Paris AP chief Frank Blake assigned the story to Josie. Who else? Nobody else on staff could stand to write bleeding-heart material. Too depressing. But Josephine Marlow? She actually felt this stuff—was moved by it! Every day she frowned at the blank sheet of paper in her Olivetti and grieved over what she was about to write, as if she was that Robert Frost guy or that Steinbeck troublemaker. She pondered internal questions and agonized over content: Would
the story make a difference? Was she capturing the essence of it? the heart of the people?
Frank Blake always let the literary drama play out. He smiled and thanked her when she presented her piece, then told her to go take a break. In less than one minute, starting from the bottom up, he cut the article in half and wired it to the States. That was good clean journalism: heart surgery with a red pencil as a scalpel. Slice it up. Toss out the heart. She never knew the difference. No doubt it would be cut in half again and altered by every editor in the syndicate. Let the little woman have her illusions. She was really just a high school literature teacher, after all.
This was the cynically reasoned scenario that brought Josie to her next assignment.
It was cold, but a few of the bookstalls were open on Quai des Grands Augustins. Josie was early for her appointment with Rose and Betsy Smith, so she browsed from stall to stall in search of a copy of Paradise Lost for herself.

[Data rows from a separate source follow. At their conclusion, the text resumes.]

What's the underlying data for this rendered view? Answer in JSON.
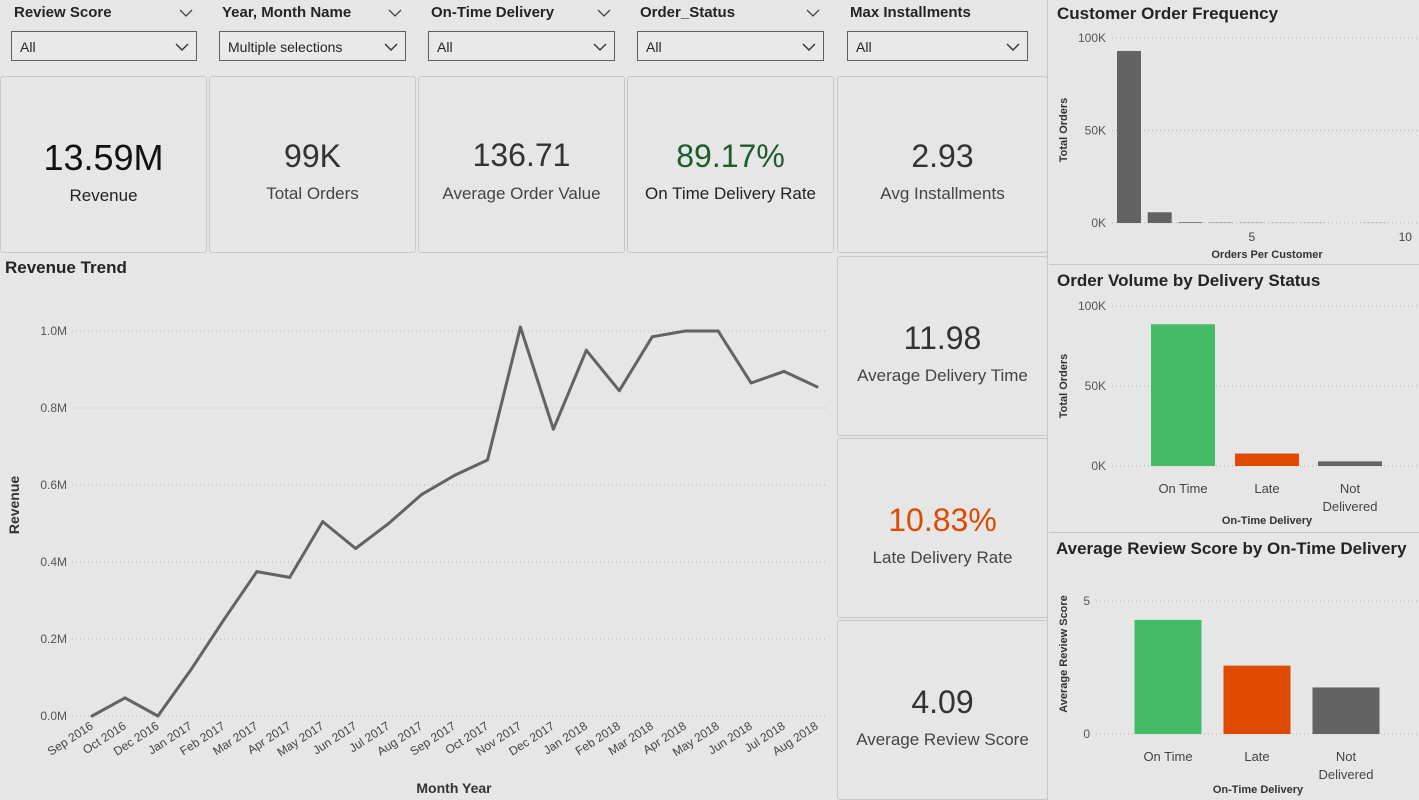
{
  "slicers": [
    {
      "title": "Review Score",
      "value": "All"
    },
    {
      "title": "Year, Month Name",
      "value": "Multiple selections"
    },
    {
      "title": "On-Time Delivery",
      "value": "All"
    },
    {
      "title": "Order_Status",
      "value": "All"
    },
    {
      "title": "Max Installments",
      "value": "All"
    }
  ],
  "kpis": {
    "revenue": {
      "value": "13.59M",
      "label": "Revenue"
    },
    "total_orders": {
      "value": "99K",
      "label": "Total Orders"
    },
    "aov": {
      "value": "136.71",
      "label": "Average Order Value"
    },
    "on_time_rate": {
      "value": "89.17%",
      "label": "On Time Delivery Rate",
      "color": "#1e5d2a"
    },
    "avg_installments": {
      "value": "2.93",
      "label": "Avg Installments"
    },
    "avg_delivery_time": {
      "value": "11.98",
      "label": "Average Delivery Time"
    },
    "late_rate": {
      "value": "10.83%",
      "label": "Late Delivery Rate",
      "color": "#e04a00"
    },
    "avg_review": {
      "value": "4.09",
      "label": "Average Review Score"
    }
  },
  "revenue_trend": {
    "title": "Revenue Trend",
    "chart_data": {
      "type": "line",
      "title": "Revenue Trend",
      "xlabel": "Month Year",
      "ylabel": "Revenue",
      "categories": [
        "Sep 2016",
        "Oct 2016",
        "Dec 2016",
        "Jan 2017",
        "Feb 2017",
        "Mar 2017",
        "Apr 2017",
        "May 2017",
        "Jun 2017",
        "Jul 2017",
        "Aug 2017",
        "Sep 2017",
        "Oct 2017",
        "Nov 2017",
        "Dec 2017",
        "Jan 2018",
        "Feb 2018",
        "Mar 2018",
        "Apr 2018",
        "May 2018",
        "Jun 2018",
        "Jul 2018",
        "Aug 2018"
      ],
      "values": [
        0.0,
        0.047,
        0.0,
        0.12,
        0.25,
        0.375,
        0.36,
        0.505,
        0.435,
        0.5,
        0.575,
        0.625,
        0.665,
        1.01,
        0.745,
        0.95,
        0.845,
        0.985,
        1.0,
        1.0,
        0.865,
        0.895,
        0.855
      ],
      "yticks": [
        "0.0M",
        "0.2M",
        "0.4M",
        "0.6M",
        "0.8M",
        "1.0M"
      ],
      "ylim": [
        0,
        1.0
      ],
      "grid": true,
      "color": "#636363"
    }
  },
  "customer_freq": {
    "title": "Customer Order Frequency",
    "chart_data": {
      "type": "bar",
      "title": "Customer Order Frequency",
      "xlabel": "Orders Per Customer",
      "ylabel": "Total Orders",
      "x": [
        1,
        2,
        3,
        4,
        5,
        6,
        7,
        9
      ],
      "values": [
        93000,
        5800,
        400,
        200,
        150,
        100,
        100,
        100
      ],
      "xticks": [
        "5",
        "10"
      ],
      "yticks": [
        "0K",
        "50K",
        "100K"
      ],
      "ylim": [
        0,
        100000
      ],
      "color": "#636363"
    }
  },
  "delivery_status": {
    "title": "Order Volume by Delivery Status",
    "chart_data": {
      "type": "bar",
      "title": "Order Volume by Delivery Status",
      "xlabel": "On-Time Delivery",
      "ylabel": "Total Orders",
      "categories": [
        "On Time",
        "Late",
        "Not Delivered"
      ],
      "category_lines": [
        [
          "On Time"
        ],
        [
          "Late"
        ],
        [
          "Not",
          "Delivered"
        ]
      ],
      "values": [
        88600,
        7800,
        2900
      ],
      "colors": [
        "#44bb66",
        "#e04a00",
        "#636363"
      ],
      "yticks": [
        "0K",
        "50K",
        "100K"
      ],
      "ylim": [
        0,
        100000
      ]
    }
  },
  "review_by_delivery": {
    "title": "Average Review Score by On-Time Delivery",
    "chart_data": {
      "type": "bar",
      "title": "Average Review Score by On-Time Delivery",
      "xlabel": "On-Time Delivery",
      "ylabel": "Average Review Score",
      "categories": [
        "On Time",
        "Late",
        "Not Delivered"
      ],
      "category_lines": [
        [
          "On Time"
        ],
        [
          "Late"
        ],
        [
          "Not",
          "Delivered"
        ]
      ],
      "values": [
        4.29,
        2.57,
        1.75
      ],
      "colors": [
        "#44bb66",
        "#e04a00",
        "#636363"
      ],
      "yticks": [
        "0",
        "5"
      ],
      "ylim": [
        0,
        5
      ]
    }
  }
}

It was not easy these days to pick up English volumes on the quai. There were no more English-speaking tourists, and the average British soldier who came to Paris on leave was not interested in reading. But there were lots of tinted postcards of the Eiffel Tower and Notre Dame and etchings of the bridges across the Seine looking toward the cathedral from Pavilion de Flore. The troops of the British Expeditionary Force purchased such things and sent them home by the bagful: Hullo, Mum. Wish you were here!

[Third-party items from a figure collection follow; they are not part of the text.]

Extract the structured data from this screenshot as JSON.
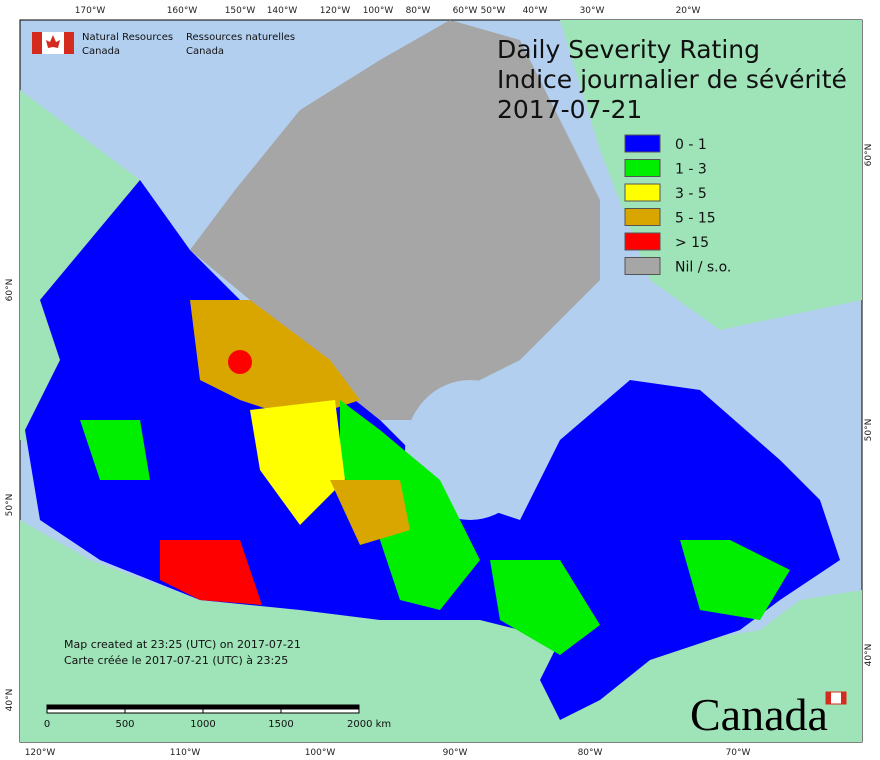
{
  "header": {
    "agency_en": [
      "Natural Resources",
      "Canada"
    ],
    "agency_fr": [
      "Ressources naturelles",
      "Canada"
    ]
  },
  "title": {
    "line1": "Daily Severity Rating",
    "line2": "Indice journalier de sévérité",
    "date": "2017-07-21"
  },
  "legend": [
    {
      "label": "0 - 1",
      "color": "#0000ff"
    },
    {
      "label": "1 - 3",
      "color": "#00ee00"
    },
    {
      "label": "3 - 5",
      "color": "#ffff00"
    },
    {
      "label": "5 - 15",
      "color": "#d9a600"
    },
    {
      "label": "> 15",
      "color": "#ff0000"
    },
    {
      "label": "Nil / s.o.",
      "color": "#a6a6a6"
    }
  ],
  "graticule": {
    "top": [
      "170°W",
      "160°W",
      "150°W",
      "140°W",
      "120°W",
      "100°W",
      "80°W",
      "60°W",
      "50°W",
      "40°W",
      "30°W",
      "20°W"
    ],
    "bottom": [
      "120°W",
      "110°W",
      "100°W",
      "90°W",
      "80°W",
      "70°W"
    ],
    "left": [
      "60°N",
      "50°N",
      "40°N"
    ],
    "right": [
      "60°N",
      "50°N",
      "40°N"
    ]
  },
  "notes": [
    "Map created at 23:25 (UTC) on 2017-07-21",
    "Carte créée le 2017-07-21 (UTC) à 23:25"
  ],
  "scale_bar": [
    "0",
    "500",
    "1000",
    "1500",
    "2000 km"
  ],
  "wordmark": "Canada"
}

Of course they were quite content that their mums were on the other side of the Channel so they could sow their wild oats. The German troops did not seem so youthful as the British, nor as old as the French. That fact was worrisome when Josie stopped to consider it.
Six young BEF soldiers browsed the open-air stalls this afternoon. They stopped at the booth of Monsieur Lemoine, who was a veteran of the last war and had the empty sleeve of his coat pinned neatly to the shoulder. The soldiers did not notice the bookseller. They could not look at such a withered old man and imagine that he had once been in an army himself.